The Portal is a Canadian sci-fi, fantasy, comedy short film directed and written by Jonathan Williams. The short film stars Tahmoh Penikett and Erin Karpluk. The short film has been adapted into an ongoing web series titled Riftworld Chronicles (see below), which has won numerous awards.

A dimension-traveling wizard gets stuck in 21st century Toronto because cell phone radiation interferes with his magic. With his home world on the brink of war, he seeks help from Kim, a travel agent who he mistakes for a great sorceress. Without his powers to prove his identity, she has trouble taking him seriously, but finally agrees to reveal the secrets of our world in exchange for a lunch date.

The Portal is a short film, but will be turned into a web series which will be shot in the fall of 2014. On June 20, 2014 the Independent Production Fund announced that they would fund The Portal along with 16 other digital drama series.

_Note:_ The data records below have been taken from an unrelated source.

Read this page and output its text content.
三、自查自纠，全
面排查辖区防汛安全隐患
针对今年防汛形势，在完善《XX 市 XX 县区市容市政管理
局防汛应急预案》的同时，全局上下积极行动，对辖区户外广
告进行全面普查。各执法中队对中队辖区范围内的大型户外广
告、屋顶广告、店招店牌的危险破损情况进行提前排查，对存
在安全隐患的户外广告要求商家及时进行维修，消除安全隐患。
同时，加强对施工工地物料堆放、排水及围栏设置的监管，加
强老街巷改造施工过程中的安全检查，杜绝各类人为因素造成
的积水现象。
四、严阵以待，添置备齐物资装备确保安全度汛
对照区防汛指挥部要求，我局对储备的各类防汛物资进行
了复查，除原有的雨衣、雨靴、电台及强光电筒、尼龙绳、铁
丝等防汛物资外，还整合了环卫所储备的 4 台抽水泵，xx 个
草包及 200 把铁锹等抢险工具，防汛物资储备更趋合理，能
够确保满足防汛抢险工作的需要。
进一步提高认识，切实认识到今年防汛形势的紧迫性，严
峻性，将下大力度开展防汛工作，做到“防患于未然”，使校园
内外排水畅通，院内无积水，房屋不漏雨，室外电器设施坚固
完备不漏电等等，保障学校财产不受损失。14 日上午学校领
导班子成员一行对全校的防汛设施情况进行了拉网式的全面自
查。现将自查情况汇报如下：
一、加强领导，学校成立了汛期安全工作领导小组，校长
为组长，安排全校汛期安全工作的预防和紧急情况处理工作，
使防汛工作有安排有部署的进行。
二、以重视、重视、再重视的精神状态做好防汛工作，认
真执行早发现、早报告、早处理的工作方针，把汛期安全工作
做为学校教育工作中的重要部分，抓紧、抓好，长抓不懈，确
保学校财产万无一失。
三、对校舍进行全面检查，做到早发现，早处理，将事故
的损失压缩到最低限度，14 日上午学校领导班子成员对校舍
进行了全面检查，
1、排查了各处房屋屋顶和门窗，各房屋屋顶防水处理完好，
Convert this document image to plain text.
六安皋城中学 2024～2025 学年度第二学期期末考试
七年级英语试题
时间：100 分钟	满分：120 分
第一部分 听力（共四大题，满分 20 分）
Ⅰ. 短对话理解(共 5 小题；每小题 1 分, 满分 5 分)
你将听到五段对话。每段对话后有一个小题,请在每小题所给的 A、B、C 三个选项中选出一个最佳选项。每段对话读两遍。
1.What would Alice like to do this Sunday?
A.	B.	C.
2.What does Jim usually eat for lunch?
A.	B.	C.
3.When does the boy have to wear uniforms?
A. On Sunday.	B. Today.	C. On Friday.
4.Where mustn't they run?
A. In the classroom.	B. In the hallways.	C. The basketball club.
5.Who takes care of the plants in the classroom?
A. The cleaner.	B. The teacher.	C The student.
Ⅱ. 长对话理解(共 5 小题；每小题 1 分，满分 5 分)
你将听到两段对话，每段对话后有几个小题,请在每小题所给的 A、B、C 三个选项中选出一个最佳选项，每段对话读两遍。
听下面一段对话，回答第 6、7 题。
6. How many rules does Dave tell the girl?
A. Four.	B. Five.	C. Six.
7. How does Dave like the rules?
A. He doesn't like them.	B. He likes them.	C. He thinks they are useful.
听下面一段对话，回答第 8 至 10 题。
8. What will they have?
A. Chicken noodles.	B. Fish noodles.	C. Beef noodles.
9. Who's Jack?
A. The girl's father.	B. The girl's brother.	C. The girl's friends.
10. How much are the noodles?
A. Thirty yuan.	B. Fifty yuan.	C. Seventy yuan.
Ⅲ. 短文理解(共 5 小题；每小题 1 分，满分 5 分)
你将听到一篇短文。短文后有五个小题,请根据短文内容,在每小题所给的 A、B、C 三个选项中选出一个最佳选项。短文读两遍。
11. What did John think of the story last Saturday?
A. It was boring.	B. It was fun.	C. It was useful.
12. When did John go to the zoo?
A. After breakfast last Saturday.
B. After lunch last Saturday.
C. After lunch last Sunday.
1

The webseries that has been spun off the short is titled Riftworld Chronicles. As of July 2015, 8 episodes of circa 5–10 minutes each have been published, all of which were uploaded to the YouTube channel CBC Punchline owned by the Canadian Broadcasting Corporation (which is where the official website to both the short and the series links to for each new episode), on 13 July 2015. New episodes will be produced based upon number of clicks on YouTube and/or on the official website.

There are a few notable differences between the short film and the series, the latter of which does not simply take off from where the short film ends. Rather, both are different takes on the same premise. The short covers circa 10 minutes more or less in real time, at the end of which Kim decides to follow Alar to his homeworld for a timespan that in our world appears as just her lunchtime, but when she returns as a learned sorceress from Alar's world, she has obviously lived there for a number of years and has a child circa aged 10 to whom she shows her homeworld. In the series, however, as of episode 8, she has never left our world and, while some intimate tension has occurred between them, still thinks of Alar as a harmless lunatic.